Nessun rimpianto per la schiacciatrice reduce dall’ennesimo successo, la promozione con la Megabox Vallefoglia: “Se mi guardo indietro credo di aver vinto davvero tanto per quelle che erano le mie possibilità. Tutte le volte che vedo nel mio palmares due Champions League mi viene ancora la pelle d’oca. Ho fatto diverse promozioni, la Supercoppa, mi sono dedicata al Beach Volley e ho vinto uno scudetto anche lì: ho ottenuto tanti successi che mi hanno ampiamente ripagato degli sforzi che ho fatto“.

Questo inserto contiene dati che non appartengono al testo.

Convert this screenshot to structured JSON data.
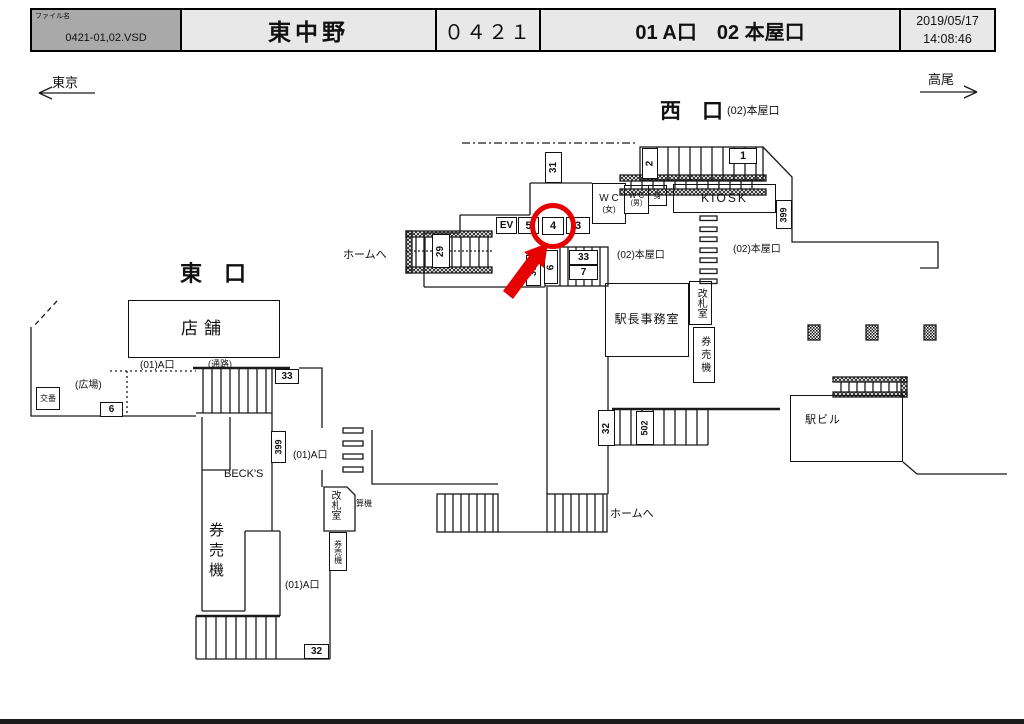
{
  "header": {
    "file_label": "ファイル名",
    "file_name": "0421-01,02.VSD",
    "station_name": "東中野",
    "station_code": "０４２１",
    "exits_title": "01 A口　02 本屋口",
    "date": "2019/05/17",
    "time": "14:08:46"
  },
  "directions": {
    "left": "東京",
    "right": "高尾"
  },
  "areas": {
    "west_exit": "西　口",
    "east_exit": "東　口",
    "honya_exit": "(02)本屋口",
    "a_exit": "(01)A口",
    "passage": "(通路)",
    "plaza": "(広場)",
    "to_platform": "ホームへ"
  },
  "rooms": {
    "shop": "店舗",
    "kiosk": "KIOSK",
    "wc_w_1": "W C",
    "wc_w_2": "(女)",
    "wc_m_1": "W C",
    "wc_m_2": "(男)",
    "wc_acc": "身",
    "office": "駅長事務室",
    "gate_room": "改札室",
    "ticket_machine": "券売機",
    "fare_adjust": "精算機",
    "police": "交番",
    "becks": "BECK'S",
    "station_bldg": "駅ビル"
  },
  "spots": {
    "ev": "EV",
    "s1": "1",
    "s2": "2",
    "s3": "3",
    "s4": "4",
    "s5": "5",
    "s6": "6",
    "s7": "7",
    "s29": "29",
    "s30": "30",
    "s31": "31",
    "s32": "32",
    "s33": "33",
    "s399": "399",
    "s502": "502"
  },
  "colors": {
    "highlight": "#e60000"
  }
}
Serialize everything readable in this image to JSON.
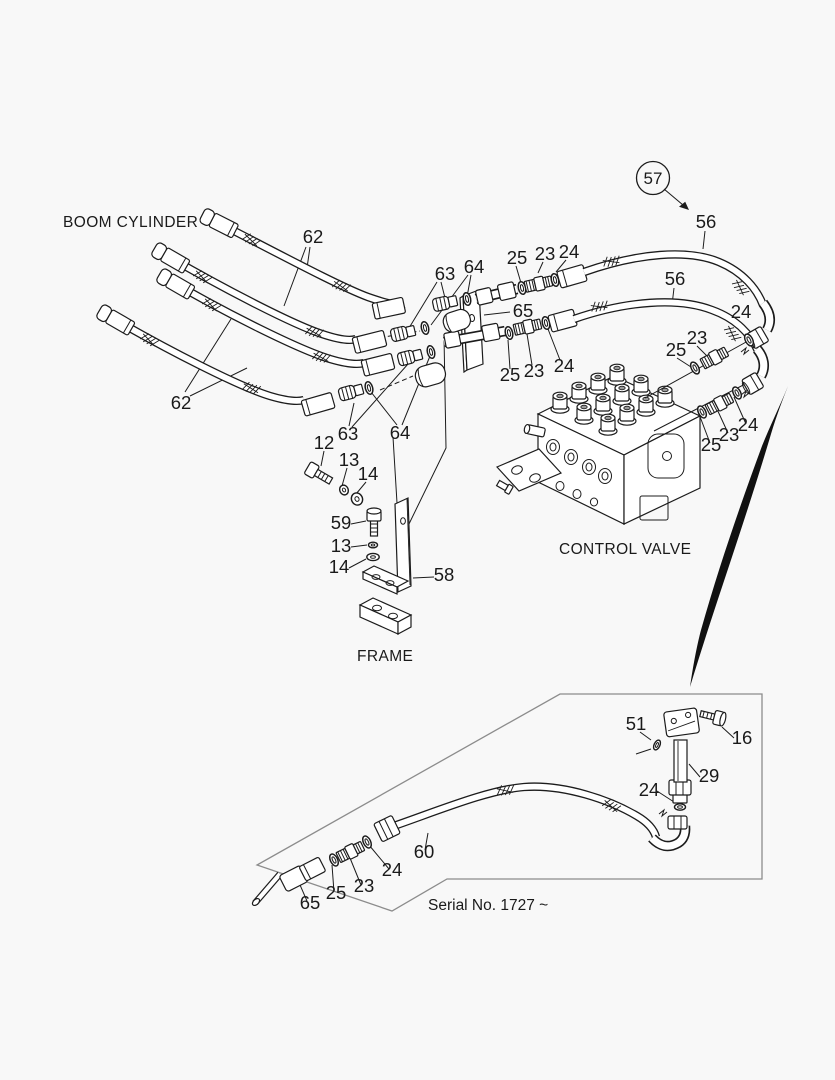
{
  "page": {
    "background": "#f8f8f8",
    "ink": "#1c1c1c",
    "box_border": "#8c8c8c"
  },
  "diagram": {
    "section_labels": {
      "boom_cylinder": "BOOM CYLINDER",
      "control_valve": "CONTROL VALVE",
      "frame": "FRAME"
    },
    "serial_note": "Serial No. 1727 ~",
    "balloon": {
      "text": "57"
    },
    "callouts": [
      {
        "t": "62",
        "x": 313,
        "y": 243
      },
      {
        "t": "63",
        "x": 445,
        "y": 280
      },
      {
        "t": "64",
        "x": 474,
        "y": 273
      },
      {
        "t": "25",
        "x": 517,
        "y": 264
      },
      {
        "t": "23",
        "x": 545,
        "y": 260
      },
      {
        "t": "24",
        "x": 569,
        "y": 258
      },
      {
        "t": "56",
        "x": 706,
        "y": 228
      },
      {
        "t": "56",
        "x": 675,
        "y": 285
      },
      {
        "t": "65",
        "x": 523,
        "y": 317
      },
      {
        "t": "25",
        "x": 510,
        "y": 381
      },
      {
        "t": "23",
        "x": 534,
        "y": 377
      },
      {
        "t": "24",
        "x": 564,
        "y": 372
      },
      {
        "t": "24",
        "x": 741,
        "y": 318
      },
      {
        "t": "23",
        "x": 697,
        "y": 344
      },
      {
        "t": "25",
        "x": 676,
        "y": 356
      },
      {
        "t": "62",
        "x": 181,
        "y": 409
      },
      {
        "t": "63",
        "x": 348,
        "y": 440
      },
      {
        "t": "64",
        "x": 400,
        "y": 439
      },
      {
        "t": "12",
        "x": 324,
        "y": 449
      },
      {
        "t": "13",
        "x": 349,
        "y": 466
      },
      {
        "t": "14",
        "x": 368,
        "y": 480
      },
      {
        "t": "59",
        "x": 341,
        "y": 529
      },
      {
        "t": "13",
        "x": 341,
        "y": 552
      },
      {
        "t": "14",
        "x": 339,
        "y": 573
      },
      {
        "t": "58",
        "x": 444,
        "y": 581
      },
      {
        "t": "25",
        "x": 711,
        "y": 451
      },
      {
        "t": "23",
        "x": 729,
        "y": 441
      },
      {
        "t": "24",
        "x": 748,
        "y": 431
      },
      {
        "t": "51",
        "x": 636,
        "y": 730
      },
      {
        "t": "16",
        "x": 742,
        "y": 744
      },
      {
        "t": "29",
        "x": 709,
        "y": 782
      },
      {
        "t": "24",
        "x": 649,
        "y": 796
      },
      {
        "t": "60",
        "x": 424,
        "y": 858
      },
      {
        "t": "24",
        "x": 392,
        "y": 876
      },
      {
        "t": "23",
        "x": 364,
        "y": 892
      },
      {
        "t": "25",
        "x": 336,
        "y": 899
      },
      {
        "t": "65",
        "x": 310,
        "y": 909
      }
    ]
  }
}
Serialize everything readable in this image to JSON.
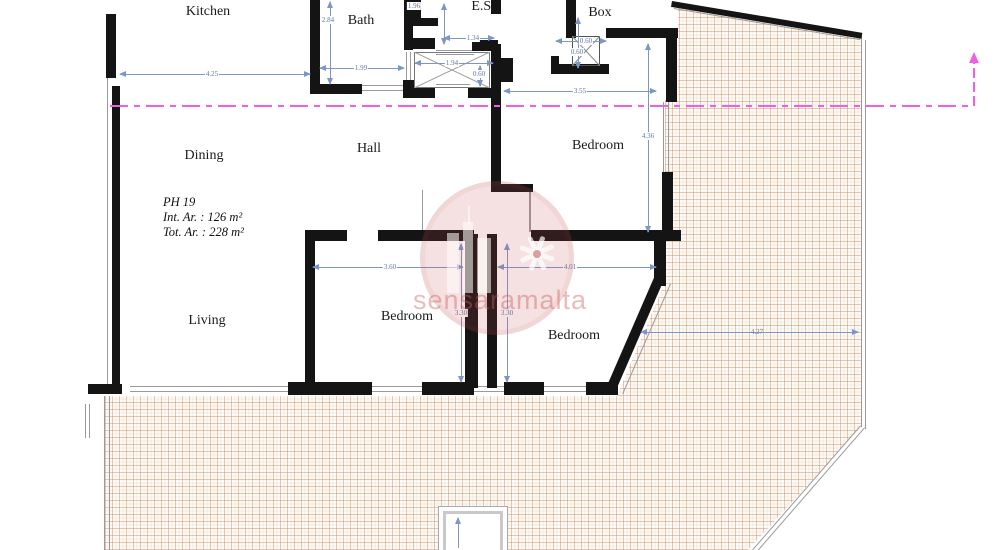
{
  "title": "Apartment PH 19 floor plan",
  "rooms": {
    "kitchen": "Kitchen",
    "bath": "Bath",
    "es": "E.S.",
    "box": "Box",
    "dining": "Dining",
    "hall": "Hall",
    "bedroom_ne": "Bedroom",
    "living": "Living",
    "bedroom_s": "Bedroom",
    "bedroom_se": "Bedroom"
  },
  "info": {
    "unit": "PH 19",
    "int_area": "Int. Ar. : 126 m²",
    "tot_area": "Tot. Ar. : 228 m²"
  },
  "dims": {
    "kitchen_w": "4.25",
    "bath_h": "2.84",
    "bath_w": "1.99",
    "es_h": "1.96",
    "es_w": "1.34",
    "stair_w": "1.94",
    "stair_d": "0.60",
    "shaft_w": "0.60",
    "shaft_h": "0.60",
    "hall_w": "3.55",
    "bedne_h": "4.36",
    "beds_w": "3.60",
    "bedse_w": "4.01",
    "beds_h": "3.30",
    "bedse_h": "3.30",
    "terrace_w": "4.27"
  },
  "watermark": {
    "text": "sensaramalta"
  },
  "colors": {
    "wall": "#141414",
    "dimension": "#7d96c8",
    "section_line": "#ee5fe1",
    "tile_line": "#c4763f",
    "watermark": "#c64c4c"
  }
}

Il futuro per Bacchi è ancora un enigma: “Non ho mai avuto un piano B. Da quando ho preso le mie cose e lasciato casa per la pallavolo, non mi sono mai posta il problema, e anche ora non so dire cosa farò da ‘grande’. Sto lavorando nel servizio di spesa online di un supermercato di Ravenna, ho fatto anche la bagnina d’estate, tra una stagione e l’altra. Diciamo che ferma non ci so stare, quindi qualcosa faccio e farò sempre, ma non saprei dare un contorno preciso a quello che vorrò fare in futuro“.
La giocatrice di Casalmaggiore dice la sua anche sul caso di Lara Lugli e, più in generale, sulla riforma del lavoro sportivo: “Siamo professioniste o dilettanti in base a quello che serve agli altri, e questa è una situazione che non è sostenibile per chi fa di questo sport la propria professione. Giocare in Serie A significa fare due allenamenti al giorno, affrontare trasferte impegnative che occupano il fine settimana, di fatto non lascia margine per fare altro. Se non è professionismo, o quantomeno lavoro questo, non so cosa possa esserlo“.